La ricostruzione eseguita dalla Dda della Procura di Milano. I viaggi di Crea a Melito Porto Salvo, quelli di Cimarrusti a Malaga

Pubblicato il: 07/09/2022 – 11:12
di Giorgio Curcio
‘Ndrangheta in Lombardia, gli affari del gruppo Flachi: la cocaina dalla Calabria, l’hashish dalla Spagna

MILANO Avrebbero movimentato ingenti quantitativi di droga, attraverso approvvigionamenti ben definiti e suddivisi tra Davide Flachi, Samuel Cimarrusti e Santo Crea, tutti e tre raggiunti dal fermo emesso dalla Dda della Procura di Milano, nel corso dell’operazione “Metropoli – Hidden Economy”, condotta dai finanzieri dei Comandi Provinciali di Pavia e Milano unitamente a militari dello Scico di Roma. Un gruppo ben consolidato, attivo in modo capillare sul territorio della provincia di Pavia e Milano, e fortemente radicato con le cosche della ‘ndrangheta calabrese. A ricostruirne i movimenti, e la gerarchia, sono stati gli inquirenti anche (e soprattutto) attraverso l’analisi dei dispositivi criptati “Sky ECC” che gli indagati – inutilmente – hanno utilizzato per cercare di eludere e aggirare le intercettazioni telefoniche. Tra conversazioni e messaggi, gli investigatori sono convinti di aver ricostruito un proficuo giro d’affari.

Le origini

L’attività investigativa della Dda di Milano ha permesso, inizialmente, di provare l’esistenza di due gruppi criminali dediti al traffico di sostanze stupefacenti, l’uno facente riferimento ad Antonio e Rocco Barbaro, residenti a Platì ma attivi, di fatto, a Casorate Primo, nella provincia di Pavia e arrestati insieme ad altre 8 persone a gennaio 2022. L’altro, con base operativa a Quarto Oggiaro, nel Milanese, facente capo a Roberto Scordamaglia e Simon Spallina.
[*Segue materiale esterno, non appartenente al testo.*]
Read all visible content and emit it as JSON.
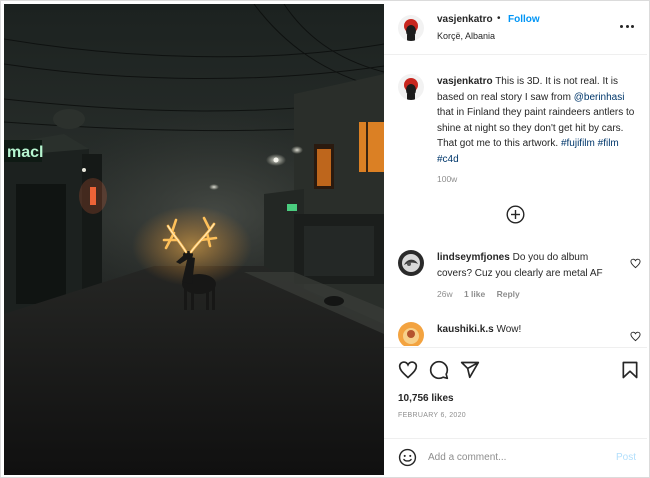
{
  "post": {
    "photo_sign_text": "macl",
    "author": {
      "username": "vasjenkatro",
      "separator": "•",
      "follow_label": "Follow",
      "location": "Korçë, Albania"
    },
    "caption": {
      "username": "vasjenkatro",
      "text_part1": "This is 3D. It is not real. It is based on real story I saw from",
      "mention": "@berinhasi",
      "text_part2": "that in Finland they paint raindeers antlers to shine at night so they don't get hit by cars. That got me to this artwork.",
      "hashtags": [
        "#fujifilm",
        "#film",
        "#c4d"
      ],
      "time": "100w"
    },
    "comments": [
      {
        "username": "lindseymfjones",
        "text": "Do you do album covers? Cuz you clearly are metal AF",
        "time": "26w",
        "likes": "1 like",
        "reply_label": "Reply"
      },
      {
        "username": "kaushiki.k.s",
        "text": "Wow!"
      }
    ],
    "likes": "10,756 likes",
    "date": "FEBRUARY 6, 2020",
    "add_comment": {
      "placeholder": "Add a comment...",
      "post_label": "Post"
    },
    "icons": {
      "more": "more-options-icon",
      "load_more": "plus-circle-icon",
      "like": "heart-icon",
      "comment": "comment-icon",
      "share": "send-icon",
      "save": "bookmark-icon",
      "emoji": "emoji-icon"
    },
    "colors": {
      "accent": "#0095f6",
      "link": "#00376b",
      "muted": "#8e8e8e",
      "post_disabled": "#b2dffc",
      "antler_glow": "#ffb84a"
    }
  }
}
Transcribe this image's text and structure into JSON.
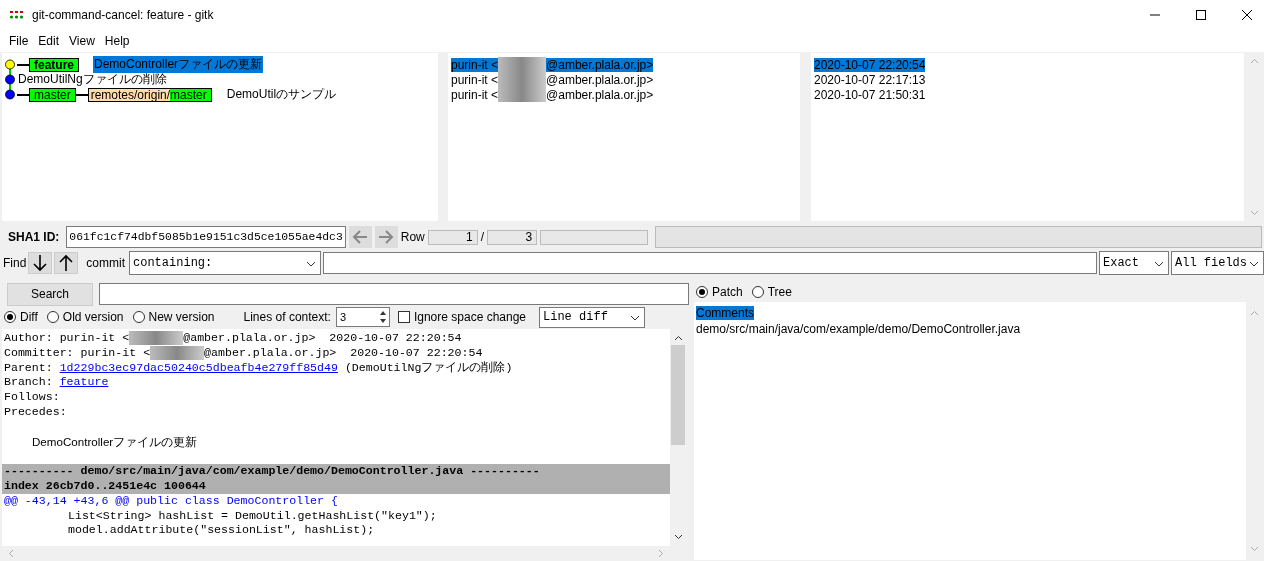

Questi ultimi, dopo essersi riforniti a lungo dai Barbaro, si sono poi rivolti ad altri fornitori, Candeloro Polimeni e Santo Crea, entrambi di Melito Porto Salvo, e Antonino Chirico di Reggio Calabria. E, infine, da questi ultimi due soggetti, è nato il filone investigativo che ha visto coinvolti Davide Flachi e altri 12 soggetti.

Il ruolo del “gigante” Davide Flachi

Figura centrale dell’indagine è proprio Davide Flachi, figlio del noto boss della Comasina, Giuseppe “Pepè”, morto lo scorso gennaio. All’erede, classe ’79, era ormai stata riconosciuta nell’ambiente l’indiscussa ed elevata caratura criminale e, per questo, definito “il gigante”. «Uno che si fa valere – dice in una conversazione Antonino Chirico – ha delle belle amicizie, è piccolino di statura ma picchia di brutto (…) gli hanno dato anche l’associazione perché con il padre prendevano le tangenti in tutta Milano».  Un elemento di spicco, dunque, e soprattutto dotato di carisma, quello necessario, scrivono dalla Procura di Milano nel decreto di fermo, per poter gestire i rifornimenti e lo spaccio della droga e, soprattutto, suddividere i compiti.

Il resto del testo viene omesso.